Le bâtiment s’était remis en route.

— Le diable soit de la poule ! dis-je à l’Arménien ; nous avons perdu une heure.

— Eh quoi ! vouliez-vous donc qu’il la laissât se noyer ?

— Mais j’en ai aussi, des poules, et je lui en aurais donné plusieurs pour celle-là !

— Ce n’est pas la même chose.

— Comment donc ! mais je sacrifierais toutes les poules de la terre pour qu’on ne perdît pas une heure de bon vent, dans un bâtiment où nous risquons demain de mourir de soif.

— Voyez-vous, dit l’Arménien, la poule s’est envolée à sa gauche, au moment où il s’apprêtait à lui couper le cou.

— J’admettrais volontiers, répondis-je, qu’il se fût dévoué comme musulman pour sauver une créature vivante ; mais je sais que le respect des vrais croyants pour les animaux ne va point jusque-là, puisqu’ils les tuent pour leur nourriture.

— Sans doute ils les tuent, mais avec des cérémonies, en prononçant des prières, et encore ne peuvent-ils leur couper la gorge qu’avec un couteau dont le manche soit percé de trois clous et dont la lame soit sans brèche. Si tout à l’heure la poule s’était noyée, le pauvre homme était certain de mourir d’ici à trois jours.

— C’est bien différent, dis-je à l’Arménien.

Ainsi, pour les Orientaux, c’est toujours une chose grave que de tuer un animal. Il n’est permis de le faire que pour sa nourriture expressément, et dans des formes qui rappellent l’antique institution des sacrifices. On sait qu’il y a quelque chose de pareil chez les israélites : les bouchers sont obligés d’employer des sacrificateurs (schocket) qui appartiennent à l’ordre religieux, et ne tuent chaque bête qu’en employant des formules consacrées. Ce préjugé se trouve avec des nuances diverses dans la plupart des religions du Levant. La chasse même n’est tolérée que contre les bêtes féroces et en punition des dégâts causés par elles. La chasse au faucon était pourtant, à l’époque des califes, le divertissement des grands, mais par une sorte d’interprétation qui rejetait sur l’oiseau de proie la responsabilité du sang versé. Au fond, sans adopter les idées de l’Inde, on peut convenir qu’il y a quelque chose de grand dans cette pensée de ne tuer aucun animal sans nécessité.

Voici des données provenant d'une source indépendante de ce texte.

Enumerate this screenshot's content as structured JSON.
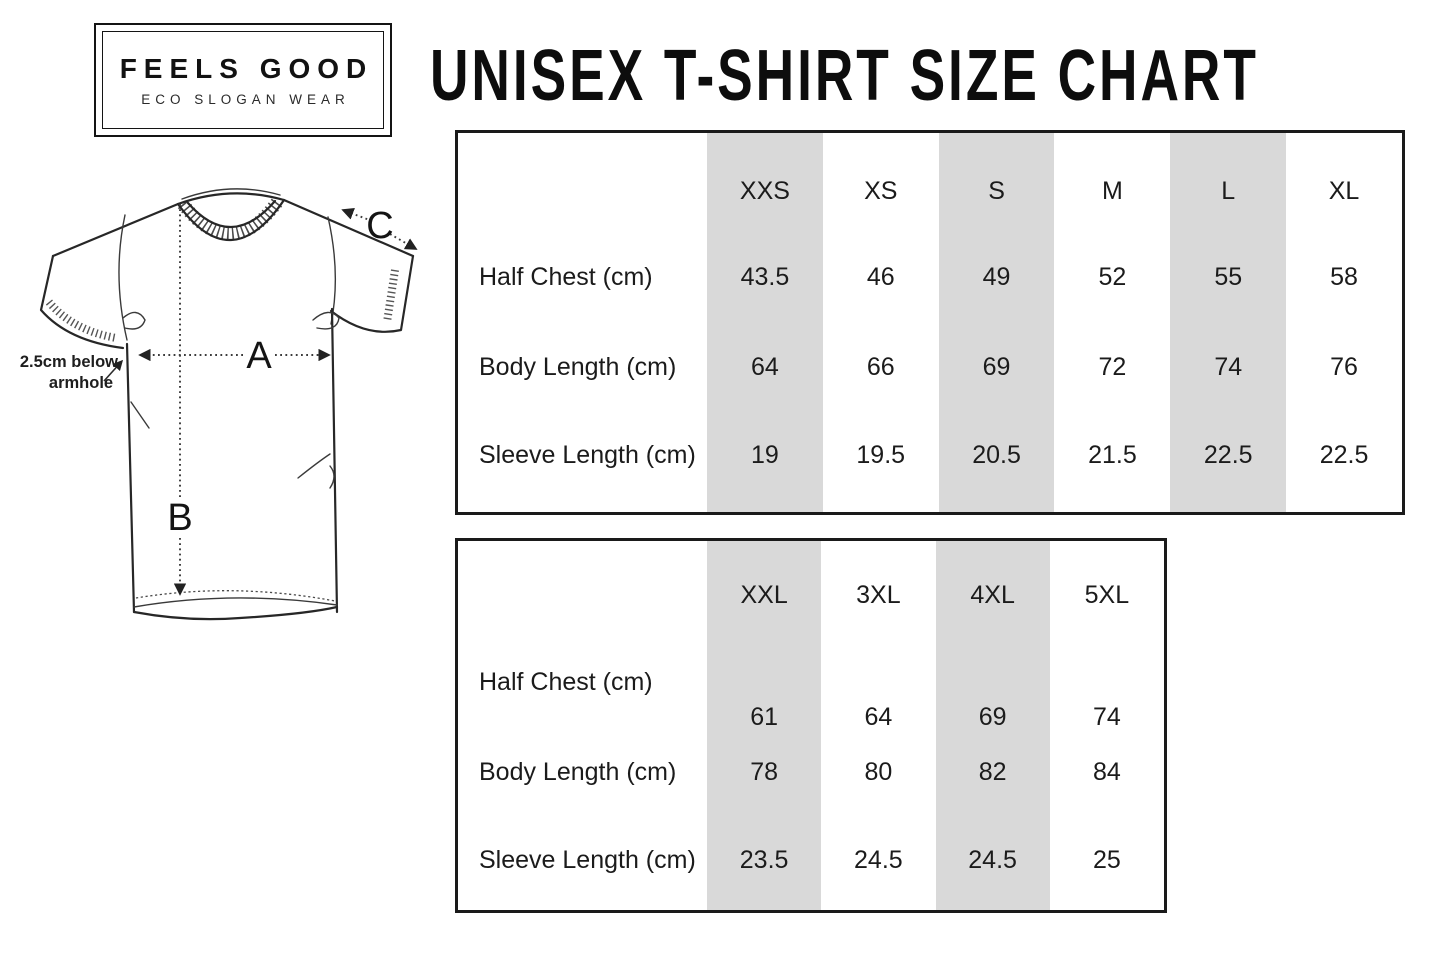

Les formules recommandées pour le cas où on leur ôte la vie, par le besoin de s’en faire une nourriture, ont pour but sans doute d’empêcher que la souffrance ne se prolonge plus d’un instant, ce que les habitudes de la chasse rendent malheureusement impossible.

L’Arménien me raconta à ce sujet que, du temps de Mahmoud, Constantinople était tellement remplie de chiens, que les voitures avaient peine à circuler dans les rues : ne pouvant les détruire, ni comme animaux féroces, ni comme propres à la nourriture, on imagina de les exposer dans des îlots déserts de l’entrée du Bosphore. Il fallut les embarquer par milliers dans des caïques ; et, au moment où, ignorants de leur sort, ils prirent possession de leurs nouveaux domaines, un iman leur fit un discours, exposant que l’on avait cédé à une nécessité absolue, et que leurs âmes, à l’heure de la mort, ne devaient pas en vouloir aux fidèles croyants ; que, du reste, si la volonté du ciel était qu’ils fussent sauvés, cela arriverait assurément. Il y avait beaucoup de lapins dans ces îles, et les chiens ne réclamèrent pas tout d’abord contre ce raisonnement jésuitique ; mais, quelques jours plus tard, tourmentés par la faim, ils poussèrent de tels gémissements, qu’on les entendait de Constantinople. Les dévots, émus de cette lamentable protestation, adressèrent de graves remontrances au sultan, déjà trop suspect de tendances européennes, de sorte qu’il fallut donner l’ordre de faire revenir les chiens, qui furent, en triomphe, réintégrés dans tous leurs droits civils.